Le tensioni in Medio Oriente devastano il turismo di Petra mentre il conflitto USA-Israele con l'Iran svuota l'iconico sito UNESCO della Giordania, minacciando i mezzi di sussistenza locali e il patrimonio culturale.
L'antica città di Petra, uno dei tesori archeologici più iconici del mondo e patrimonio mondiale dell'UNESCO, è ora stranamente silenziosa mentre il turismo in Giordania è crollato a causa delle crescenti tensioni regionali. Quello che dovrebbe essere il culmine della stagione turistica è invece diventato un periodo di difficoltà economiche per migliaia di giordani che dipendono dai visitatori di questa meraviglia rosa scavata nelle montagne desertiche. Il conflitto in Medio Oriente che coinvolge Stati Uniti, Israele e Iran ha creato un effetto agghiacciante sui viaggi internazionali, lasciando il sito archeologico, un tempo brulicante di visitatori da tutto il mondo, ora infestato da sentieri vuoti e strade silenziose.
Il crollo del turismo rappresenta molto più che semplici camere d'albergo vuote e autobus turistici abbandonati. Per le comunità che circondano Petra, questa recessione segnala un’emergenza economica che minaccia i mezzi di sussistenza di base e il sostentamento familiare. Proprietari di hotel, guide turistiche, operatori di ristoranti e innumerevoli piccoli imprenditori che hanno costruito la loro vita economica servendo i milioni di viaggiatori internazionali che in genere visitano Petra ogni anno si trovano ora ad affrontare un futuro incerto. I commercianti locali che hanno investito nelle loro attività con aspettative di entrate stagionali stabili ora faticano a coprire i costi operativi mentre i ricavi sono crollati precipitosamente, con alcuni che segnalano un calo dei visitatori di oltre il settanta% rispetto agli anni precedenti.

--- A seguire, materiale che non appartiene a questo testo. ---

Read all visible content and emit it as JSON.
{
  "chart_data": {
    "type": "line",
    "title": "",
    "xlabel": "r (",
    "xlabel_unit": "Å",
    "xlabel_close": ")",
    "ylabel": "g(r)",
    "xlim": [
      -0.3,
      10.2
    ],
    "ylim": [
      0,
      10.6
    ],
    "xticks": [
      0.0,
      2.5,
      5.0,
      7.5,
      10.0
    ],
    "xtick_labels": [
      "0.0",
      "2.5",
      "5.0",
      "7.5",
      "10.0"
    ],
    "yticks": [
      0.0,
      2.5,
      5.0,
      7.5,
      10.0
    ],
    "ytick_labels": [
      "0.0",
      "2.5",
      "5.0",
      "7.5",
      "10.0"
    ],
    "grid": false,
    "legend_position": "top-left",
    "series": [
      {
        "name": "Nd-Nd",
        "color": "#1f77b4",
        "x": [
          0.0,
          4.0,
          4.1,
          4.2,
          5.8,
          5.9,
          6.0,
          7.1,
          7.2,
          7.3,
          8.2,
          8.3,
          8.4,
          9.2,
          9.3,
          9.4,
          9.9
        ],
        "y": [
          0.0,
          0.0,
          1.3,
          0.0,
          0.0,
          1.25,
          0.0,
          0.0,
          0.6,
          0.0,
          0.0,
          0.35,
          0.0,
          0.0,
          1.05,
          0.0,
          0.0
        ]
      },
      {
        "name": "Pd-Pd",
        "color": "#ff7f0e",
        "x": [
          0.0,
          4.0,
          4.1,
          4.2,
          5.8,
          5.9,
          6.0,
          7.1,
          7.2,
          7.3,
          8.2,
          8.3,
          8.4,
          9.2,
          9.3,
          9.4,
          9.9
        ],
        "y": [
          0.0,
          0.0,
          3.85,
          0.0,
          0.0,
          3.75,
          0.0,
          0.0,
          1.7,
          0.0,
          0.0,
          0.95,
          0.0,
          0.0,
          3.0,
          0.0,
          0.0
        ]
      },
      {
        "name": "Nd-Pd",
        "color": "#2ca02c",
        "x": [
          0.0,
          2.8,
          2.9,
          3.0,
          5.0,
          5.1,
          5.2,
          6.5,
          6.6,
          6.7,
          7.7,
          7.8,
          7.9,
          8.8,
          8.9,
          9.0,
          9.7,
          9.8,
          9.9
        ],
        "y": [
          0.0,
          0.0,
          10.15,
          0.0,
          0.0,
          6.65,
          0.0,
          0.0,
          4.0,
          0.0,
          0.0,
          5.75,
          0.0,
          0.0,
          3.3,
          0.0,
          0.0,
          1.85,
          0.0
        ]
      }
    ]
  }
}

Il declino turistico di Petra è particolarmente grave perché il sito archeologico funge da motore economico primario per le regioni circostanti della Giordania meridionale. A differenza delle economie più grandi e diversificate, queste comunità non dispongono di industrie alternative per assorbire lo shock di una perdita turistica così drammatica. Gli effetti a catena si estendono a tutta l’economia locale, colpendo i fornitori, i servizi di trasporto e persino le imprese agricole che tradizionalmente si rivolgevano al settore dell’ospitalità. Le famiglie che lavorano nel turismo da generazioni ora si trovano ad affrontare decisioni difficili se restare nelle loro comunità o cercare lavoro altrove.